LESTER JOHNSON (Detroit, MI. 1937)

The artist Lester Johnson received his B.F.A. and M.F.A. from the University of Michigan in the late 60s, where he started experimenting with abstract art inspired by Jazz music. Among the Gallery 7 original cohort, Johnson developed an original practice combining the complexity of his African heritage with the most sober industrial minimalism. After success at Gallery 7, Johnson became a professor of Fine Arts at the College of Creative Studies (CCS) in Detroit, where, for thirty-five years, he worked with the next generation of Detroit artists. Johnson has exhibited his work at the Detroit Institute of Arts (DIA) in Detroit, the Whitney Museum of American Art in New York, the University of Michigan Museum of Art in Ann Arbor, Centro de Memória e Cultura dos Correios in Salvador, Bahia, Brazil, and numerous galleries across the United States. His work is also extensively represented in both private and public collections: Osaka University of the Arts in Japan; Museu Afro-Brasileiro at Federal University of Bahia in Salvador, Brazil;  Federal Reserve Bank of Chicago-Detroit Branch, Martin Luther King Community Hall, Wayne State University, and Charles H. Wright Museum in Detroit; Johnson Publishing Company in Chicago, among others.

ALLIE MCGHEE (Charleston, SC. 1941) 

Throughout his career, the artist Allie McGhee has been an essential pillar of the Detroit art community. He received an undergraduate degree from Eastern Michigan University in 1965 and was one of the founder members of Gallery 7 in 1969. In the last six decades, McGhee has systematically created abstract paintings in various styles, from lyric and informal abstraction to geometric composition and draped canvas color fields. His work has been largely exhibited in art museums and institutions such as Detroit Institute of Arts, Wayne State University, Cranbrook Art Museum, Charles H. Wright Museum in Detroit; California African American Museum in Los Angeles, August Wilson African American Cultural Center in Pittsburgh; Martin Luther King, Jr. National Historic Site in Atlanta; Kresge Art Museum in East Lansing. His work is in numerous public collections, including the National Museum of African American History and Culture, Smithsonian Institution, Washington, DC; Detroit Institute of Arts; Institute of Contemporary Art, Miami; Mott-Warsh Collection, Flint; St. Louis Museum of Art; Studio Museum in Harlem, New York; and Toyota City Hall, Toyota, Japan.

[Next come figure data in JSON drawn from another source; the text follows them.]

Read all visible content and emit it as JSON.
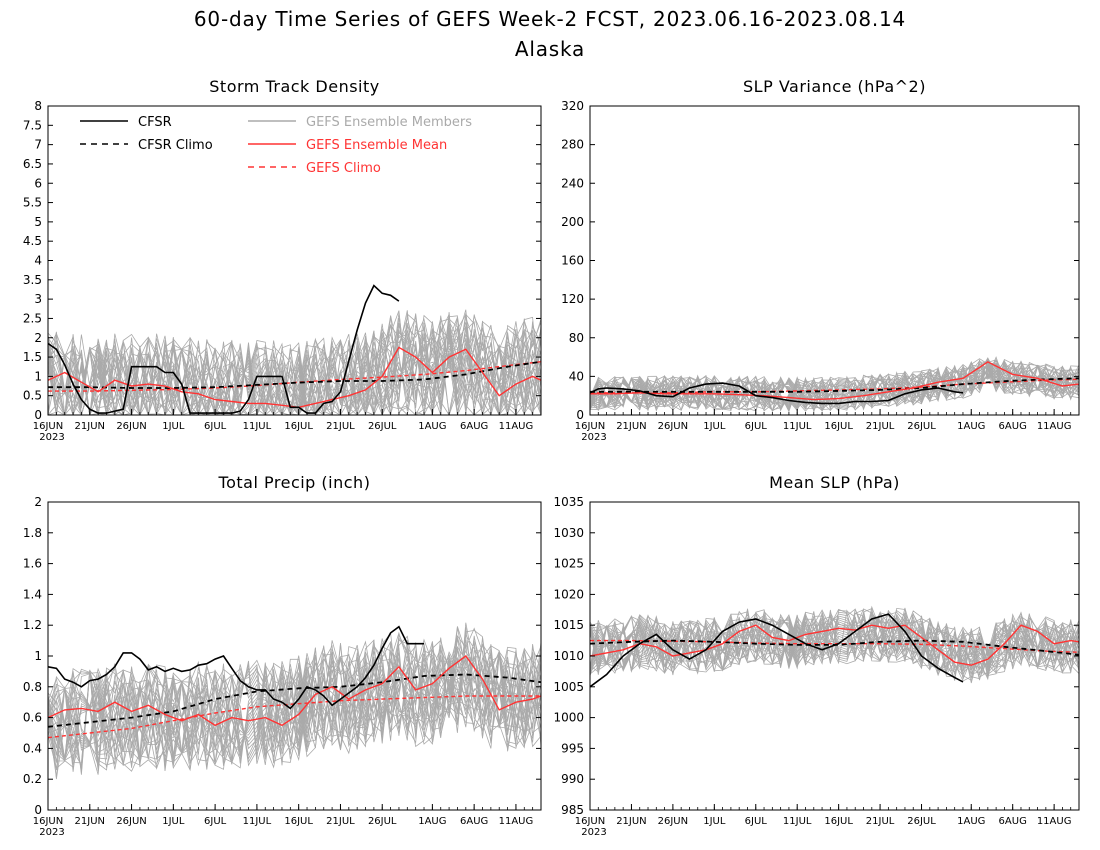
{
  "figure": {
    "title": "60-day Time Series of GEFS Week-2 FCST, 2023.06.16-2023.08.14",
    "subtitle": "Alaska"
  },
  "legend": {
    "items": [
      {
        "label": "CFSR",
        "color": "#000000",
        "dashed": false
      },
      {
        "label": "CFSR Climo",
        "color": "#000000",
        "dashed": true
      },
      {
        "label": "GEFS Ensemble Members",
        "color": "#aaaaaa",
        "dashed": false
      },
      {
        "label": "GEFS Ensemble Mean",
        "color": "#ff3333",
        "dashed": false
      },
      {
        "label": "GEFS Climo",
        "color": "#ff3333",
        "dashed": true
      }
    ]
  },
  "colors": {
    "cfsr": "#000000",
    "members": "#aaaaaa",
    "mean": "#ff3333"
  },
  "x_axis": {
    "ticks": [
      {
        "label": "16JUN",
        "day": 0
      },
      {
        "label": "21JUN",
        "day": 5
      },
      {
        "label": "26JUN",
        "day": 10
      },
      {
        "label": "1JUL",
        "day": 15
      },
      {
        "label": "6JUL",
        "day": 20
      },
      {
        "label": "11JUL",
        "day": 25
      },
      {
        "label": "16JUL",
        "day": 30
      },
      {
        "label": "21JUL",
        "day": 35
      },
      {
        "label": "26JUL",
        "day": 40
      },
      {
        "label": "1AUG",
        "day": 46
      },
      {
        "label": "6AUG",
        "day": 51
      },
      {
        "label": "11AUG",
        "day": 56
      }
    ],
    "year_label": "2023"
  },
  "chart_data": [
    {
      "type": "line",
      "title": "Storm Track Density",
      "ylim": [
        0,
        8
      ],
      "yticks": [
        "0",
        "0.5",
        "1",
        "1.5",
        "2",
        "2.5",
        "3",
        "3.5",
        "4",
        "4.5",
        "5",
        "5.5",
        "6",
        "6.5",
        "7",
        "7.5",
        "8"
      ],
      "ensemble_members": {
        "count": 30,
        "mean_level": 1.3,
        "spread": 1.4,
        "cap": 5.0,
        "floor": 0
      },
      "series": [
        {
          "name": "CFSR",
          "x": [
            0,
            1,
            2,
            3,
            4,
            5,
            6,
            7,
            8,
            9,
            10,
            11,
            12,
            13,
            14,
            15,
            16,
            17,
            18,
            19,
            20,
            21,
            22,
            23,
            24,
            25,
            26,
            27,
            28,
            29,
            30,
            31,
            32,
            33,
            34,
            35,
            36,
            37,
            38,
            39,
            40,
            41,
            42
          ],
          "y": [
            1.85,
            1.7,
            1.3,
            0.8,
            0.4,
            0.15,
            0.05,
            0.05,
            0.1,
            0.15,
            1.25,
            1.25,
            1.25,
            1.25,
            1.1,
            1.1,
            0.8,
            0.05,
            0.05,
            0.05,
            0.05,
            0.05,
            0.05,
            0.1,
            0.4,
            1.0,
            1.0,
            1.0,
            1.0,
            0.2,
            0.2,
            0.05,
            0.05,
            0.3,
            0.35,
            0.6,
            1.4,
            2.2,
            2.9,
            3.35,
            3.15,
            3.1,
            2.95
          ]
        },
        {
          "name": "CFSR Climo",
          "x": [
            0,
            5,
            10,
            15,
            20,
            25,
            30,
            35,
            40,
            45,
            50,
            55,
            59
          ],
          "y": [
            0.72,
            0.72,
            0.7,
            0.7,
            0.72,
            0.78,
            0.84,
            0.88,
            0.88,
            0.92,
            1.05,
            1.25,
            1.38
          ]
        },
        {
          "name": "GEFS Ensemble Mean",
          "x": [
            0,
            2,
            4,
            6,
            8,
            10,
            12,
            14,
            16,
            18,
            20,
            22,
            24,
            26,
            28,
            30,
            32,
            34,
            36,
            38,
            40,
            42,
            44,
            46,
            48,
            50,
            52,
            54,
            56,
            58,
            59
          ],
          "y": [
            0.9,
            1.1,
            0.85,
            0.6,
            0.9,
            0.75,
            0.8,
            0.75,
            0.6,
            0.55,
            0.4,
            0.35,
            0.3,
            0.3,
            0.25,
            0.2,
            0.3,
            0.4,
            0.5,
            0.65,
            1.0,
            1.75,
            1.5,
            1.1,
            1.5,
            1.7,
            1.1,
            0.5,
            0.8,
            1.0,
            0.9
          ]
        },
        {
          "name": "GEFS Climo",
          "x": [
            0,
            5,
            10,
            15,
            20,
            25,
            30,
            35,
            40,
            45,
            50,
            55,
            59
          ],
          "y": [
            0.62,
            0.62,
            0.64,
            0.66,
            0.7,
            0.76,
            0.85,
            0.92,
            0.98,
            1.05,
            1.15,
            1.28,
            1.38
          ]
        }
      ]
    },
    {
      "type": "line",
      "title": "SLP Variance (hPa^2)",
      "ylim": [
        0,
        320
      ],
      "yticks": [
        "0",
        "40",
        "80",
        "120",
        "160",
        "200",
        "240",
        "280",
        "320"
      ],
      "ensemble_members": {
        "count": 30,
        "mean_level": 28,
        "spread": 18,
        "cap": 130,
        "floor": 2
      },
      "series": [
        {
          "name": "CFSR",
          "x": [
            0,
            1,
            2,
            4,
            6,
            8,
            10,
            12,
            14,
            16,
            18,
            20,
            22,
            24,
            26,
            28,
            30,
            32,
            34,
            36,
            38,
            40,
            42,
            44,
            45
          ],
          "y": [
            23,
            27,
            28,
            27,
            25,
            20,
            19,
            28,
            32,
            33,
            30,
            20,
            18,
            15,
            13,
            12,
            12,
            14,
            14,
            15,
            22,
            26,
            28,
            24,
            23
          ]
        },
        {
          "name": "CFSR Climo",
          "x": [
            0,
            5,
            10,
            15,
            20,
            25,
            30,
            35,
            40,
            45,
            50,
            55,
            59
          ],
          "y": [
            24,
            24,
            24,
            24,
            24,
            24,
            25,
            26,
            28,
            32,
            35,
            37,
            38
          ]
        },
        {
          "name": "GEFS Ensemble Mean",
          "x": [
            0,
            3,
            6,
            9,
            12,
            15,
            18,
            21,
            24,
            27,
            30,
            33,
            36,
            39,
            42,
            45,
            48,
            51,
            54,
            57,
            59
          ],
          "y": [
            22,
            22,
            23,
            22,
            22,
            22,
            21,
            20,
            18,
            16,
            17,
            20,
            24,
            28,
            34,
            38,
            55,
            42,
            38,
            30,
            32
          ]
        },
        {
          "name": "GEFS Climo",
          "x": [
            0,
            5,
            10,
            15,
            20,
            25,
            30,
            35,
            40,
            45,
            50,
            55,
            59
          ],
          "y": [
            23,
            23,
            23,
            24,
            24,
            25,
            26,
            27,
            29,
            32,
            34,
            36,
            37
          ]
        }
      ]
    },
    {
      "type": "line",
      "title": "Total Precip (inch)",
      "ylim": [
        0,
        2
      ],
      "yticks": [
        "0",
        "0.2",
        "0.4",
        "0.6",
        "0.8",
        "1",
        "1.2",
        "1.4",
        "1.6",
        "1.8",
        "2"
      ],
      "ensemble_members": {
        "count": 30,
        "mean_level": 0.7,
        "spread": 0.35,
        "cap": 1.85,
        "floor": 0.08
      },
      "series": [
        {
          "name": "CFSR",
          "x": [
            0,
            1,
            2,
            3,
            4,
            5,
            6,
            7,
            8,
            9,
            10,
            11,
            12,
            13,
            14,
            15,
            16,
            17,
            18,
            19,
            20,
            21,
            22,
            23,
            24,
            25,
            26,
            27,
            28,
            29,
            30,
            31,
            32,
            33,
            34,
            35,
            36,
            37,
            38,
            39,
            40,
            41,
            42,
            43,
            44,
            45
          ],
          "y": [
            0.93,
            0.92,
            0.85,
            0.83,
            0.8,
            0.84,
            0.85,
            0.88,
            0.93,
            1.02,
            1.02,
            0.98,
            0.91,
            0.93,
            0.9,
            0.92,
            0.9,
            0.91,
            0.94,
            0.95,
            0.98,
            1.0,
            0.92,
            0.84,
            0.8,
            0.78,
            0.78,
            0.72,
            0.7,
            0.66,
            0.72,
            0.8,
            0.78,
            0.74,
            0.68,
            0.72,
            0.76,
            0.8,
            0.86,
            0.94,
            1.05,
            1.15,
            1.19,
            1.08,
            1.08,
            1.08
          ]
        },
        {
          "name": "CFSR Climo",
          "x": [
            0,
            5,
            10,
            15,
            20,
            25,
            30,
            35,
            40,
            45,
            50,
            55,
            59
          ],
          "y": [
            0.54,
            0.57,
            0.6,
            0.64,
            0.72,
            0.77,
            0.79,
            0.8,
            0.83,
            0.87,
            0.88,
            0.86,
            0.83
          ]
        },
        {
          "name": "GEFS Ensemble Mean",
          "x": [
            0,
            2,
            4,
            6,
            8,
            10,
            12,
            14,
            16,
            18,
            20,
            22,
            24,
            26,
            28,
            30,
            32,
            34,
            36,
            38,
            40,
            42,
            44,
            46,
            48,
            50,
            52,
            54,
            56,
            58,
            59
          ],
          "y": [
            0.6,
            0.65,
            0.66,
            0.64,
            0.7,
            0.64,
            0.68,
            0.62,
            0.58,
            0.62,
            0.55,
            0.6,
            0.58,
            0.6,
            0.55,
            0.62,
            0.75,
            0.8,
            0.72,
            0.78,
            0.82,
            0.93,
            0.78,
            0.82,
            0.92,
            1.0,
            0.85,
            0.65,
            0.7,
            0.72,
            0.74
          ]
        },
        {
          "name": "GEFS Climo",
          "x": [
            0,
            5,
            10,
            15,
            20,
            25,
            30,
            35,
            40,
            45,
            50,
            55,
            59
          ],
          "y": [
            0.47,
            0.5,
            0.53,
            0.58,
            0.63,
            0.67,
            0.69,
            0.71,
            0.72,
            0.73,
            0.74,
            0.74,
            0.74
          ]
        }
      ]
    },
    {
      "type": "line",
      "title": "Mean SLP (hPa)",
      "ylim": [
        985,
        1035
      ],
      "yticks": [
        "985",
        "990",
        "995",
        "1000",
        "1005",
        "1010",
        "1015",
        "1020",
        "1025",
        "1030",
        "1035"
      ],
      "ensemble_members": {
        "count": 30,
        "mean_level": 1012,
        "spread": 4.5,
        "cap": 1024,
        "floor": 997
      },
      "series": [
        {
          "name": "CFSR",
          "x": [
            0,
            2,
            4,
            6,
            8,
            10,
            12,
            14,
            16,
            18,
            20,
            22,
            24,
            26,
            28,
            30,
            32,
            34,
            36,
            38,
            40,
            42,
            44,
            45
          ],
          "y": [
            1005,
            1007,
            1010,
            1012,
            1013.5,
            1011,
            1009.5,
            1011,
            1014,
            1015.5,
            1016,
            1015,
            1013.5,
            1012,
            1011,
            1012,
            1014,
            1016,
            1016.8,
            1014,
            1010,
            1008,
            1006.5,
            1005.8
          ]
        },
        {
          "name": "CFSR Climo",
          "x": [
            0,
            5,
            10,
            15,
            20,
            25,
            30,
            35,
            40,
            45,
            50,
            55,
            59
          ],
          "y": [
            1012,
            1012.3,
            1012.5,
            1012.3,
            1012,
            1011.8,
            1011.8,
            1012.3,
            1012.5,
            1012.3,
            1011.5,
            1010.8,
            1010.2
          ]
        },
        {
          "name": "GEFS Ensemble Mean",
          "x": [
            0,
            2,
            4,
            6,
            8,
            10,
            12,
            14,
            16,
            18,
            20,
            22,
            24,
            26,
            28,
            30,
            32,
            34,
            36,
            38,
            40,
            42,
            44,
            46,
            48,
            50,
            52,
            54,
            56,
            58,
            59
          ],
          "y": [
            1010,
            1010.5,
            1011,
            1012,
            1011.5,
            1010,
            1010.5,
            1011,
            1012,
            1014,
            1015,
            1013,
            1012.5,
            1013.5,
            1014,
            1014.5,
            1014.2,
            1015,
            1014.5,
            1015,
            1013,
            1011,
            1009,
            1008.5,
            1009.5,
            1012,
            1015,
            1014,
            1012,
            1012.5,
            1012.3
          ]
        },
        {
          "name": "GEFS Climo",
          "x": [
            0,
            5,
            10,
            15,
            20,
            25,
            30,
            35,
            40,
            45,
            50,
            55,
            59
          ],
          "y": [
            1012.5,
            1012.5,
            1012.4,
            1012.3,
            1012.1,
            1012,
            1012,
            1012,
            1011.9,
            1011.6,
            1011.2,
            1010.8,
            1010.6
          ]
        }
      ]
    }
  ]
}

ELIZABETH YOUNGBLOOD (Detroit, MI. 1952)

Born in Detroit and educated in southeastern Michigan, Elizabeth Youngblood is an artist, educator, designer, and maker. From her high school education at Cass Technical High School to her undergraduate education at the University of Michigan, through graduate work at Cranbrook, she has always maintained a dual interest in making by hand and designing for production. In the 70s, Gallery 7 became a formative space of learning, thinking, and making while she was a burgeoning artist and designer. Youngblood’s art-making practice includes working in the mediums of drawing, ceramics, weaving, bookbinding, and more. She’s been a faculty member at the University of Michigan, Ann Arbor, and SUNY Purchase, NY, managed branding with Unisys, and designed at The New York Times. After her time on the East Coast, Youngblood returned to Detroit, where she maintained a studio practice and continued investigating the intersection of her interests. In 2024, the Stamps Gallery at the University of Michigan organized Youngblood’s first institutional exhibition.